Domagoj Burilović / Dorf
The work of Domagoj Burilović under the title “Dorf” (German for village) comprises complex layers of the present, past, and future of the Slavonian space. Burilović has been conducting his visual fieldwork in the area of the whole of Eastern Slavonia, which encompasses Vukovar-Srijem County, Osijek County, and the eastern part of Brod-Posavina County. Although the artist records the present, by treatment and montage of the motifs he puts in the focus, these objects are wrapped with additional atmospheres, which take in a spectator in the author’s preoccupations pregnant with historical layering.
For several years, Domagoj Burilović has been passionately tackling the architecture of the villages of Eastern Slavonia which was created by ethnical Germans, who were settled in Slavonia in a few waves: in the time of the empress Maria Theresia, then under the reign of her son Joseph, but also, as the artist has recorded, there are cases of settling down at the beginning of WWII. These objects which Burilović divided into two typologies – gable (agrarian) and longitudinal (craftsman’s) type, – have been rapidly vanishing from the space of Slavonian villages: Retkovci, Mirkovci, Babina Greda, Petrovci, Novi Jankovci, Otok, Bošnjaci, Cerna, Šiškovci, … these are just some of the names in the topography of this profound research, motivated by sincere enthusiasm for an understanding of the phenomenology which enters the frame of his lenses.
Namely, besides photo-recording Burilović (in)forms his artistic gaze with abundant studies of the expert literature that enables his extraordinarily strident, objective, simultaneously hyper-realistic, and surreal angle. Burilović’s work, with his artistic dispositive, questions the relationship between photo collages and collaging of historical facts. His work is based on the cognition of the historical and ethnological facts, so we can say that the work that Burilović carries out is manifold and incorporates field work, camera work, and recording of the vernacular architecture that is disappearing, written notes about each of these objects, studies in expert literature, artistic treatment of the photography, creation of the artistic representation, etc. We are talking here about the outstandingly demanding roles of an artist, a curator, and producer of one’s work, but also about the undertaking of a self-taught visual anthropologist who performs exceptionally important work which, in the scientific field of ethnology, is known as „rescue ethnology“. If Domagoj Burilović had not taken over that series of social roles, the past, present, and future of these idiosyncratic objects that vehemently enrich Slavonian space with their beauty, would have been completely lost. That is a le fait social.
As the artist himself emphasises, by the irony of history the Germans used to settle in Slavonia and raise the quality of living in the past while today the Slavonians are migrating to Germany in the quest for a better life. Burilović’s investigative and artistic but also autonomous curatorial work expounds on the situations of the German (de)population of Slavonia. The exhibition dispositive is based on photography and can evolve into inter-medial / (expanded-)cinema work, or an artist book, in which endless scenes from different epochs of life in Slavonian could be staged.

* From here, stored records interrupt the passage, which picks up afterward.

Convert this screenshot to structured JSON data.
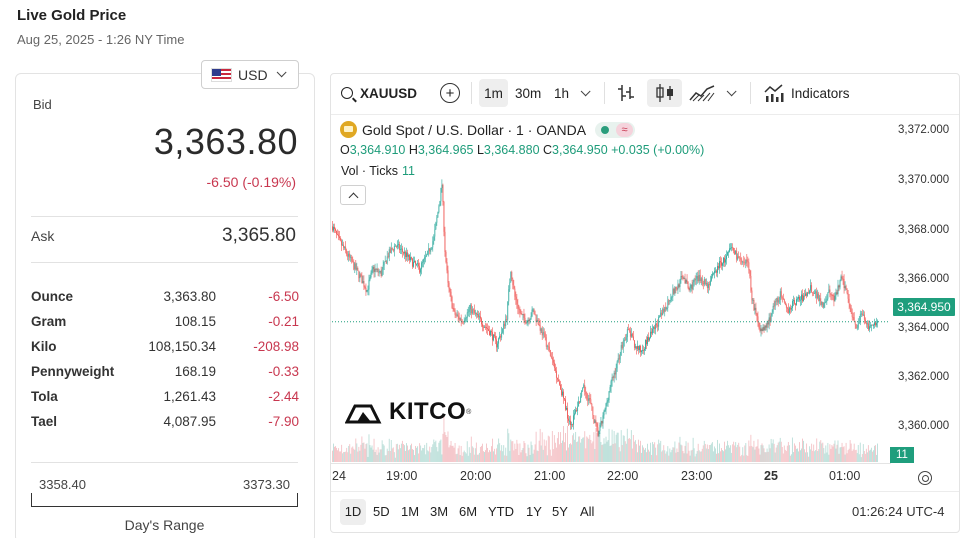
{
  "header": {
    "title": "Live Gold Price",
    "date": "Aug 25, 2025 - 1:26 NY Time"
  },
  "currency": {
    "selected": "USD",
    "flag_icon": "us-flag-icon"
  },
  "price": {
    "bid_label": "Bid",
    "bid": "3,363.80",
    "change": "-6.50 (-0.19%)",
    "ask_label": "Ask",
    "ask": "3,365.80"
  },
  "units": [
    {
      "name": "Ounce",
      "price": "3,363.80",
      "change": "-6.50"
    },
    {
      "name": "Gram",
      "price": "108.15",
      "change": "-0.21"
    },
    {
      "name": "Kilo",
      "price": "108,150.34",
      "change": "-208.98"
    },
    {
      "name": "Pennyweight",
      "price": "168.19",
      "change": "-0.33"
    },
    {
      "name": "Tola",
      "price": "1,261.43",
      "change": "-2.44"
    },
    {
      "name": "Tael",
      "price": "4,087.95",
      "change": "-7.90"
    }
  ],
  "days_range": {
    "low": "3358.40",
    "high": "3373.30",
    "label": "Day's Range"
  },
  "chart_toolbar": {
    "symbol": "XAUUSD",
    "intervals": [
      "1m",
      "30m",
      "1h"
    ],
    "active_interval": "1m",
    "indicators_label": "Indicators"
  },
  "chart_legend": {
    "title": "Gold Spot / U.S. Dollar · 1 · OANDA",
    "o_label": "O",
    "o": "3,364.910",
    "h_label": "H",
    "h": "3,364.965",
    "l_label": "L",
    "l": "3,364.880",
    "c_label": "C",
    "c": "3,364.950",
    "chg": "+0.035 (+0.00%)",
    "vol_label": "Vol · Ticks",
    "vol_value": "11"
  },
  "chart_data": {
    "type": "candlestick",
    "symbol": "XAUUSD",
    "y_ticks": [
      "3,372.000",
      "3,370.000",
      "3,368.000",
      "3,366.000",
      "3,364.000",
      "3,362.000",
      "3,360.000"
    ],
    "ylim": [
      3359.0,
      3373.6
    ],
    "x_ticks": [
      "24",
      "19:00",
      "20:00",
      "21:00",
      "22:00",
      "23:00",
      "25",
      "01:00"
    ],
    "last_price": "3,364.950",
    "last_volume": "11",
    "colors": {
      "up": "#26a69a",
      "down": "#ef5350",
      "up_vol": "#b9ded8",
      "down_vol": "#f4c2c6"
    },
    "path_keypoints": [
      [
        0,
        3369.0
      ],
      [
        5,
        3368.5
      ],
      [
        12,
        3368.0
      ],
      [
        20,
        3367.4
      ],
      [
        28,
        3366.8
      ],
      [
        34,
        3366.3
      ],
      [
        40,
        3367.2
      ],
      [
        48,
        3367.0
      ],
      [
        55,
        3367.8
      ],
      [
        62,
        3368.2
      ],
      [
        70,
        3367.9
      ],
      [
        78,
        3367.5
      ],
      [
        86,
        3367.2
      ],
      [
        94,
        3367.8
      ],
      [
        100,
        3368.5
      ],
      [
        104,
        3369.6
      ],
      [
        108,
        3370.8
      ],
      [
        111,
        3368.0
      ],
      [
        114,
        3366.5
      ],
      [
        120,
        3365.3
      ],
      [
        128,
        3365.0
      ],
      [
        136,
        3365.5
      ],
      [
        144,
        3365.1
      ],
      [
        150,
        3364.8
      ],
      [
        156,
        3364.5
      ],
      [
        162,
        3364.0
      ],
      [
        168,
        3364.6
      ],
      [
        172,
        3365.2
      ],
      [
        176,
        3367.2
      ],
      [
        180,
        3366.0
      ],
      [
        186,
        3365.2
      ],
      [
        192,
        3365.0
      ],
      [
        198,
        3365.4
      ],
      [
        204,
        3364.8
      ],
      [
        210,
        3364.2
      ],
      [
        216,
        3363.4
      ],
      [
        222,
        3362.6
      ],
      [
        228,
        3361.7
      ],
      [
        232,
        3361.0
      ],
      [
        236,
        3360.6
      ],
      [
        242,
        3361.4
      ],
      [
        248,
        3362.1
      ],
      [
        254,
        3361.6
      ],
      [
        258,
        3360.8
      ],
      [
        262,
        3360.2
      ],
      [
        266,
        3360.7
      ],
      [
        270,
        3361.4
      ],
      [
        274,
        3362.2
      ],
      [
        280,
        3363.0
      ],
      [
        286,
        3364.0
      ],
      [
        292,
        3364.6
      ],
      [
        298,
        3364.0
      ],
      [
        304,
        3363.7
      ],
      [
        310,
        3364.1
      ],
      [
        316,
        3364.5
      ],
      [
        322,
        3365.0
      ],
      [
        328,
        3365.5
      ],
      [
        334,
        3366.1
      ],
      [
        340,
        3366.4
      ],
      [
        346,
        3366.9
      ],
      [
        352,
        3366.3
      ],
      [
        358,
        3366.7
      ],
      [
        364,
        3366.8
      ],
      [
        370,
        3366.5
      ],
      [
        376,
        3366.9
      ],
      [
        382,
        3367.4
      ],
      [
        388,
        3367.6
      ],
      [
        394,
        3368.1
      ],
      [
        400,
        3367.7
      ],
      [
        406,
        3367.3
      ],
      [
        410,
        3367.6
      ],
      [
        414,
        3366.0
      ],
      [
        418,
        3365.2
      ],
      [
        424,
        3364.5
      ],
      [
        430,
        3364.9
      ],
      [
        436,
        3365.6
      ],
      [
        442,
        3366.1
      ],
      [
        448,
        3365.4
      ],
      [
        454,
        3365.7
      ],
      [
        460,
        3365.9
      ],
      [
        466,
        3366.0
      ],
      [
        472,
        3366.4
      ],
      [
        478,
        3366.1
      ],
      [
        484,
        3365.7
      ],
      [
        490,
        3366.2
      ],
      [
        496,
        3365.9
      ],
      [
        502,
        3366.8
      ],
      [
        508,
        3366.2
      ],
      [
        514,
        3365.1
      ],
      [
        518,
        3364.7
      ],
      [
        522,
        3365.3
      ],
      [
        526,
        3365.0
      ],
      [
        530,
        3364.6
      ],
      [
        534,
        3364.9
      ],
      [
        538,
        3364.95
      ]
    ]
  },
  "range_buttons": [
    "1D",
    "5D",
    "1M",
    "3M",
    "6M",
    "YTD",
    "1Y",
    "5Y",
    "All"
  ],
  "active_range": "1D",
  "clock": "01:26:24 UTC-4",
  "watermark": "KITCO"
}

The subject is too interesting and the artist lifted the benchmark high with his social engagement, while separating the awareness of a spectator from merely superficial speculation. With each motif, with every object, the curiosity of the artist is growing, and so is the curiosity of us, spectators, and the wider public, the curiosity that is promoted by the question: what shall we do with Slavonia? What shall we do with this beautiful heritage of vernacular architecture which is vanishing in front of the artist’s eyes, and now, thanks to him, also our eyes? Slavonia can be a huge, magnificent garden and a granary for all of us and for uninterrupted flow of generations about to come, or just a grey, muddy terra incognita that might be exhausted by some foreign corporations aiming at accumulating capital.

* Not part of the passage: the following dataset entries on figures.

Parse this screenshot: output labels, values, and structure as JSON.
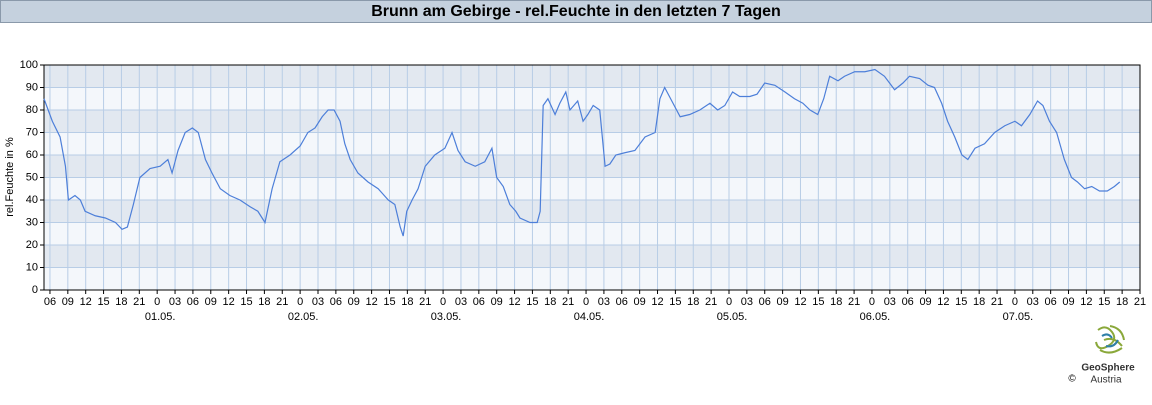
{
  "chart_data": {
    "type": "line",
    "title": "Brunn am Gebirge - rel.Feuchte in den letzten 7 Tagen",
    "y_label": "rel.Feuchte in %",
    "color": "#4d7fd9",
    "grid": true,
    "x": [
      -19.0,
      -17.6,
      -16.3,
      -15.4,
      -14.9,
      -13.8,
      -12.9,
      -12.1,
      -10.4,
      -8.7,
      -7.0,
      -5.9,
      -5.0,
      -4.0,
      -2.9,
      -1.2,
      0.5,
      1.8,
      2.5,
      3.5,
      4.7,
      5.9,
      6.9,
      8.1,
      9.2,
      10.6,
      12.2,
      13.9,
      15.6,
      16.9,
      18.1,
      19.3,
      20.6,
      22.3,
      24.0,
      25.3,
      26.5,
      27.7,
      28.7,
      29.7,
      30.7,
      31.5,
      32.4,
      33.7,
      35.4,
      37.1,
      38.8,
      39.9,
      40.8,
      41.3,
      41.9,
      42.8,
      43.8,
      45.0,
      46.6,
      48.3,
      49.5,
      50.5,
      51.7,
      53.4,
      55.0,
      56.2,
      57.0,
      58.1,
      59.2,
      60.2,
      60.9,
      62.6,
      63.8,
      64.3,
      64.8,
      65.6,
      66.8,
      67.6,
      68.6,
      69.3,
      70.6,
      71.5,
      72.3,
      73.2,
      74.3,
      75.2,
      76.0,
      77.0,
      78.5,
      80.2,
      81.9,
      83.6,
      84.4,
      85.2,
      86.4,
      87.8,
      89.4,
      91.1,
      92.8,
      94.1,
      95.3,
      96.6,
      97.8,
      99.5,
      100.7,
      102.0,
      103.7,
      105.4,
      107.0,
      108.4,
      109.6,
      110.9,
      111.9,
      112.9,
      114.3,
      115.4,
      117.1,
      118.8,
      120.5,
      122.1,
      123.8,
      125.2,
      126.3,
      128.0,
      129.4,
      130.5,
      131.7,
      132.7,
      133.9,
      135.1,
      136.1,
      137.3,
      138.9,
      140.6,
      142.3,
      144.0,
      145.1,
      146.5,
      147.8,
      148.7,
      149.8,
      151.0,
      152.3,
      153.5,
      154.5,
      155.7,
      156.9,
      158.2,
      159.5,
      160.7,
      161.6
    ],
    "values": [
      85,
      75,
      68,
      55,
      40,
      42,
      40,
      35,
      33,
      32,
      30,
      27,
      28,
      38,
      50,
      54,
      55,
      58,
      52,
      62,
      70,
      72,
      70,
      58,
      52,
      45,
      42,
      40,
      37,
      35,
      30,
      45,
      57,
      60,
      64,
      70,
      72,
      77,
      80,
      80,
      75,
      65,
      58,
      52,
      48,
      45,
      40,
      38,
      28,
      24,
      35,
      40,
      45,
      55,
      60,
      63,
      70,
      62,
      57,
      55,
      57,
      63,
      50,
      46,
      38,
      35,
      32,
      30,
      30,
      35,
      82,
      85,
      78,
      83,
      88,
      80,
      84,
      75,
      78,
      82,
      80,
      55,
      56,
      60,
      61,
      62,
      68,
      70,
      85,
      90,
      84,
      77,
      78,
      80,
      83,
      80,
      82,
      88,
      86,
      86,
      87,
      92,
      91,
      88,
      85,
      83,
      80,
      78,
      85,
      95,
      93,
      95,
      97,
      97,
      98,
      95,
      89,
      92,
      95,
      94,
      91,
      90,
      83,
      75,
      68,
      60,
      58,
      63,
      65,
      70,
      73,
      75,
      73,
      78,
      84,
      82,
      75,
      70,
      58,
      50,
      48,
      45,
      46,
      44,
      44,
      46,
      48
    ],
    "xlim": [
      -19,
      165
    ],
    "xticks": [
      {
        "value": -18,
        "label": "06"
      },
      {
        "value": -15,
        "label": "09"
      },
      {
        "value": -12,
        "label": "12"
      },
      {
        "value": -9,
        "label": "15"
      },
      {
        "value": -6,
        "label": "18"
      },
      {
        "value": -3,
        "label": "21"
      },
      0,
      {
        "value": 3,
        "label": "03"
      },
      {
        "value": 6,
        "label": "06"
      },
      {
        "value": 9,
        "label": "09"
      },
      12,
      15,
      18,
      21,
      {
        "value": 24,
        "label": "0"
      },
      {
        "value": 27,
        "label": "03"
      },
      {
        "value": 30,
        "label": "06"
      },
      {
        "value": 33,
        "label": "09"
      },
      {
        "value": 36,
        "label": "12"
      },
      {
        "value": 39,
        "label": "15"
      },
      {
        "value": 42,
        "label": "18"
      },
      {
        "value": 45,
        "label": "21"
      },
      {
        "value": 48,
        "label": "0"
      },
      {
        "value": 51,
        "label": "03"
      },
      {
        "value": 54,
        "label": "06"
      },
      {
        "value": 57,
        "label": "09"
      },
      {
        "value": 60,
        "label": "12"
      },
      {
        "value": 63,
        "label": "15"
      },
      {
        "value": 66,
        "label": "18"
      },
      {
        "value": 69,
        "label": "21"
      },
      {
        "value": 72,
        "label": "0"
      },
      {
        "value": 75,
        "label": "03"
      },
      {
        "value": 78,
        "label": "06"
      },
      {
        "value": 81,
        "label": "09"
      },
      {
        "value": 84,
        "label": "12"
      },
      {
        "value": 87,
        "label": "15"
      },
      {
        "value": 90,
        "label": "18"
      },
      {
        "value": 93,
        "label": "21"
      },
      {
        "value": 96,
        "label": "0"
      },
      {
        "value": 99,
        "label": "03"
      },
      {
        "value": 102,
        "label": "06"
      },
      {
        "value": 105,
        "label": "09"
      },
      {
        "value": 108,
        "label": "12"
      },
      {
        "value": 111,
        "label": "15"
      },
      {
        "value": 114,
        "label": "18"
      },
      {
        "value": 117,
        "label": "21"
      },
      {
        "value": 120,
        "label": "0"
      },
      {
        "value": 123,
        "label": "03"
      },
      {
        "value": 126,
        "label": "06"
      },
      {
        "value": 129,
        "label": "09"
      },
      {
        "value": 132,
        "label": "12"
      },
      {
        "value": 135,
        "label": "15"
      },
      {
        "value": 138,
        "label": "18"
      },
      {
        "value": 141,
        "label": "21"
      },
      {
        "value": 144,
        "label": "0"
      },
      {
        "value": 147,
        "label": "03"
      },
      {
        "value": 150,
        "label": "06"
      },
      {
        "value": 153,
        "label": "09"
      },
      {
        "value": 156,
        "label": "12"
      },
      {
        "value": 159,
        "label": "15"
      },
      {
        "value": 162,
        "label": "18"
      },
      {
        "value": 165,
        "label": "21"
      }
    ],
    "date_labels": [
      {
        "value": 0,
        "label": "01.05."
      },
      {
        "value": 24,
        "label": "02.05."
      },
      {
        "value": 48,
        "label": "03.05."
      },
      {
        "value": 72,
        "label": "04.05."
      },
      {
        "value": 96,
        "label": "05.05."
      },
      {
        "value": 120,
        "label": "06.05."
      },
      {
        "value": 144,
        "label": "07.05."
      }
    ],
    "ylim": [
      0,
      100
    ],
    "yticks": [
      0,
      10,
      20,
      30,
      40,
      50,
      60,
      70,
      80,
      90,
      100
    ]
  },
  "logo": {
    "name": "GeoSphere",
    "sub": "Austria",
    "copyright": "©"
  }
}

Let it be a garden and granary, with housing and living culture that is to be developed on the firm and adorable fundaments which the artistic and visual-anthropological work by Domagoj Burilović has been rendering, while creating a hypothetical (r)urban space that transcends political borders, revives old and forms new characteristics of conviviality on which a diverse and extraordinarily rich culture of Slavonia has always been resting.
Sonja Leboš (Association for Interdisciplinary and Intercultural Research)
Born in 1987 in Vinkovci, Croatia. Graduated with an M. A. degree in the Painting department at the Academy of Fine Arts in Split, Croatia. Lives and works in Vinkovci. Through photography, he deals with political and social issues, in recent years with the current emigration of the population from the region of Slavonia, Croatia.
Lives and works in Vinkovci. Exhibited at numerous group and individual exhibitions in the country and abroad and received several awards for his work.